If You Want To Know Who We Are

On an average day, we spot anywhere from five to ten different butterfly species in My Florida Backyard, and that's usually just as we're passing through or looking out the back window. There's always a gulf fritillary or six hanging around, monarchs laying on the milkweed, sulphurs attracted by the cassias, and tiny skippers galore. Some butterflies are easy to identify - nearly anyone can tell you what a monarch looks like - but others take a little more work, especially if you only see them flitting through the air rather than at rest.

One of our biggest challenges has been telling apart Eastern Black and Spicebush Swallowtails. Their shape, size, and markings are very similar. In fact, both are mimics of the foul-tasting female pipevine swallowtail, adding another butterfly species into the mix to confuse those trying to identify them. However, if you happen to see these butterflies at rest with their wings open, there is a pretty simple trick you can use to help you out. Kristen G, who runs the butterfly garden and historic tree grove at MOSI, explains:
"The best way to be sure is to follow the inside line of the hind wing to the bottom, near the tails. Spicebush Swallowtails may have a blush of orange marking but [Eastern] Black Swallowtails have an orange or yellow marking with a black eye-spot in the center."
So, let's compare. In first picture below, which we took last year and correctly identified as an Eastern Black Swallowtail, we can clearly see the eyespot Kristen describes.

In this next picture, taken this past weekend, the eyespot is absent. This picture shows a male Spicebush pursuing a female. The female's markings, shown clearly in the first picture of this post, are even more similar to the Eastern Black's.

Life would be easier here in My Florida Backyard if we didn't have inquiring minds that always want to know "What exactly is that?". We could just sit back and enjoy the spectacle, and we often do. But we're happiest when we know exactly what we're looking at, because then we can learn more about it, including how to make sure it visits My Florida Backyard again and again!


  1. I'm sure I have ID'd many a swallowtail incorrectly. Butterflies can look so different on the top wing from the bottom wing. It all gets confusing. But, I'm like you in that I really want to know what I'm viewing. Your pics are beautiful. Proof that your butterfly gardening is working well.

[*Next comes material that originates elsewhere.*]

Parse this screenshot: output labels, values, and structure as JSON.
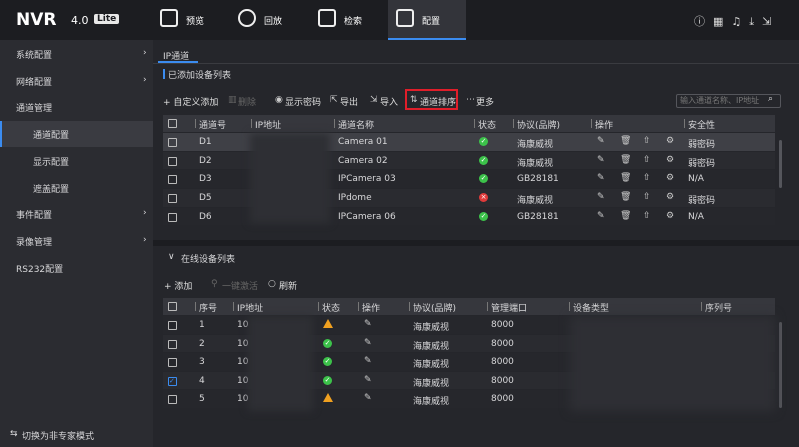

  2. Learning to differentiate the various Swallowtail species has been one of my projects this summer. I usually try to get a photo and then consult my butterfly field guide to see if I was able to correctly identify the species as it fluttered by.
    Your post is helpful by pointing out the eyespot, and you're correct that the male/female differences just add to the confusion!

  3. Thanks for the info. I like to be able to identify my butterflies and this little trick will be very helpful. You got some great photos of the butterflies.